Benaich noted that an interesting extension towards what GPT3 could do relates to the discussion around PolyAI. It's the aspect of injecting some kind of toggles to the model that allows it to have some guardrails, or at least tune what kind of outputs it can create from a given input. There are different ways that you might be able to do this, he went on to add.
Previously, the use of knowledge bases and knowledge graphs was discussed. Benaich also mentioned some kind of learned intent variable that could be used to inject this kind of control over this more general=purpose sequence generator. Benaich thinks the critical view is certainly valid to some degree and points to what models like GPT3 could use, with the goal of making them useful in production environments.

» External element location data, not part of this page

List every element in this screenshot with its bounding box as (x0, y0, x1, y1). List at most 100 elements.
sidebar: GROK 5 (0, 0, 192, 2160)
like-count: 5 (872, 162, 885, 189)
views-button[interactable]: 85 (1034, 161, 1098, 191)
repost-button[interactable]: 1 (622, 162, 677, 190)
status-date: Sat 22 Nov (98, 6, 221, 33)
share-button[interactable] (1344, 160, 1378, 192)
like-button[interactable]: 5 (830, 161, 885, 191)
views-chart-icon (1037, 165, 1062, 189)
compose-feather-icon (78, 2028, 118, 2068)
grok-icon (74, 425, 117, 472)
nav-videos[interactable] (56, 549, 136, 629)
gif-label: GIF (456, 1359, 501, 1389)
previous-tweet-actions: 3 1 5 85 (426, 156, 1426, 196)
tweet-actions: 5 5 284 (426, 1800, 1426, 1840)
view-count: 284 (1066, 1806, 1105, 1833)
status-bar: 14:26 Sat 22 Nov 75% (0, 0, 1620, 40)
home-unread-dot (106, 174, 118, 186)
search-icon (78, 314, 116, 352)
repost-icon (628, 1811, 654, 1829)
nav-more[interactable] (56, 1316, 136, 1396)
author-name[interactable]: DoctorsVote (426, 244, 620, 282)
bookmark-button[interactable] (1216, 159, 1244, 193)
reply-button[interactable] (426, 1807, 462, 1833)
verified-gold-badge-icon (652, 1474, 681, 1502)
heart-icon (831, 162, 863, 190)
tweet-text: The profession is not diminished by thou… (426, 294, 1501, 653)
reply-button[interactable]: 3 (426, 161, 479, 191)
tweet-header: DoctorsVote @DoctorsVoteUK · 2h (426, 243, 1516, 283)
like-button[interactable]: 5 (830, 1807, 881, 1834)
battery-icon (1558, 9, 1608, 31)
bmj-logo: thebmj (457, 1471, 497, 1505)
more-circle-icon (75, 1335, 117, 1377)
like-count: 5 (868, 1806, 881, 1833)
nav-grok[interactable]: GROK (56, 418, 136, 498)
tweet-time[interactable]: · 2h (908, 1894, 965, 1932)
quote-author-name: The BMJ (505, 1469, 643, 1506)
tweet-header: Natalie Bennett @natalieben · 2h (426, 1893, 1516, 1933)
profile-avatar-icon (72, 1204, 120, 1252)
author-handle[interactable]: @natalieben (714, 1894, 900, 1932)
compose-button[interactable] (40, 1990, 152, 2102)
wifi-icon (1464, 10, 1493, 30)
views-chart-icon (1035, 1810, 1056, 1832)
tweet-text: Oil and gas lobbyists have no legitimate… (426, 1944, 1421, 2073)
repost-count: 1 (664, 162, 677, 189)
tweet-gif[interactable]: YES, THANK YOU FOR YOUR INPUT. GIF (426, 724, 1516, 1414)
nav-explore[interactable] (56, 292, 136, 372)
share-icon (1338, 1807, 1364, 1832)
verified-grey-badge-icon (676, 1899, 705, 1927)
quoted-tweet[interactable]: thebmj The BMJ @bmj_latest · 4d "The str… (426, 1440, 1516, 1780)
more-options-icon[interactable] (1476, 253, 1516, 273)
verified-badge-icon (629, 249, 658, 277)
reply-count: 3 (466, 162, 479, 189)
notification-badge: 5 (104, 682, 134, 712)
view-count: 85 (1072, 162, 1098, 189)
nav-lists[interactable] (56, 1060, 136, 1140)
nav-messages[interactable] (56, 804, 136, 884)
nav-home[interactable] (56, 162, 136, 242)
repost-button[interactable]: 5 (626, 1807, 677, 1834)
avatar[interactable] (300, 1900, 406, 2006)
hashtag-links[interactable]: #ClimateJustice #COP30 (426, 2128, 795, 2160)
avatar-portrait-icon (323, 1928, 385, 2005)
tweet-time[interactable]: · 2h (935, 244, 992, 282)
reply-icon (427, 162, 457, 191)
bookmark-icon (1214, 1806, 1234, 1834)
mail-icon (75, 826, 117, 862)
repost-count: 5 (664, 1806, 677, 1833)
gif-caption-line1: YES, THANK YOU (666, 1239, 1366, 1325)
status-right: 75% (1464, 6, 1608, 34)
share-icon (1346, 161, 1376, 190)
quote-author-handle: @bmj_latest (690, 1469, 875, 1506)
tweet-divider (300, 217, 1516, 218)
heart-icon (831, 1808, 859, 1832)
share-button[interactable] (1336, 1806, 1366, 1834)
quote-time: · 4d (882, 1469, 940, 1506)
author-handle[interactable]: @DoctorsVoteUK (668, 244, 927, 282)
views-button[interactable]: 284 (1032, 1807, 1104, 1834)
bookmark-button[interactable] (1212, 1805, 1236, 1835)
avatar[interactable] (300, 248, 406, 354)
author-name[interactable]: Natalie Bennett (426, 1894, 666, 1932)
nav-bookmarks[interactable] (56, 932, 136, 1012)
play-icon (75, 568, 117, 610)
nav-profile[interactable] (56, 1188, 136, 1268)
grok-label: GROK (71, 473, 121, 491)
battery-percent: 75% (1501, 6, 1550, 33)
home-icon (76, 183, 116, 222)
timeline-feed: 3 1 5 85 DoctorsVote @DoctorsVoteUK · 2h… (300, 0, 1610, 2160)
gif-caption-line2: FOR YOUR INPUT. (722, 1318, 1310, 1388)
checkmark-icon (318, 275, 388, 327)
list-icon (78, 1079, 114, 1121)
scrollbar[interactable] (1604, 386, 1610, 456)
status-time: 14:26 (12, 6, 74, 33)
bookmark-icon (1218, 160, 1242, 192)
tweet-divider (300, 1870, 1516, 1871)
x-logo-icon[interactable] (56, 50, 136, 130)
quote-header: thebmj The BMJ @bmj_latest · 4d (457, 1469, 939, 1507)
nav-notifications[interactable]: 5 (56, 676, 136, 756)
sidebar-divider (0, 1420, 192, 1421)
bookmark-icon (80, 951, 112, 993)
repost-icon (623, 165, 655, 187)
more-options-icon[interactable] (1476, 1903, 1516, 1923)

Causality, the next frontier in AI
Hogarth on his part noted that Marcus is "almost a professional critic of organizations like DeepMind and OpenAI.". While it's very healthy to have those critical perspectives when there is a reckless hype cycle around some of this work, he went on to add, OpenAI has one of the more thoughtful approaches to policy around this.
Hogarth emphasized the underlying difference in philosophy between proponents and critics of the scaling hypothesis. However, he went on to add, if the critics are wrong, then we might have a very smart but not very well-adjusted AGI on our hands as evidenced by some of these early instances of bias as you scale these models:
"So I think it's incumbent on organizations like OpenAI if they are going to pursue this approach to tell us all how they're going to do it safely, because it's not obvious yet from their research agenda. How do you marry AI safety with this kind of this kind of throw more data and compute to the problem and AGI will emerge approach."
This discussion touched on another part of the State of AI Report 2020. Some researchers, Benaich and Hogarth noted, feel that progress in mature areas of machine learning is stagnant. Others call for advancing causal reasoning and claim that adding this element to machine learning approaches could overcome barriers.
Causality, Hogarth said, is arguably at the heart of much of human progress. From an epistemological perspective, causal reasoning has given us the scientific method, and it's at the heart of all of our best world models. So the work that people like Judea Pearl have pioneered to bring causality to machine learning is exciting. It feels like the biggest potential disruption to the general trend of larger and larger correlation driven models:
"I think if you can crack causality, you can start to build a pretty powerful scaffolding of knowledge upon knowledge and have machines start to really contribute to our own knowledge bases and scientific processes. So I think it's very exciting. There's a reason that some of the smartest people in machine learning are spending weekends and evenings working on it.
But I think it's still in its infancy as an area of attention for the commercial community. We really only found one or two examples of it being used in the wild, one by faculty at a London based machine learning company and one by Babylon Health in our report this year."
If you thought that's enough cutting edge AI research and applications for one report, you'd be wrong. The State of AI Report 2020 is a trove of references, and we'll revisit it soon, with more insights from Benaich and Hogarth.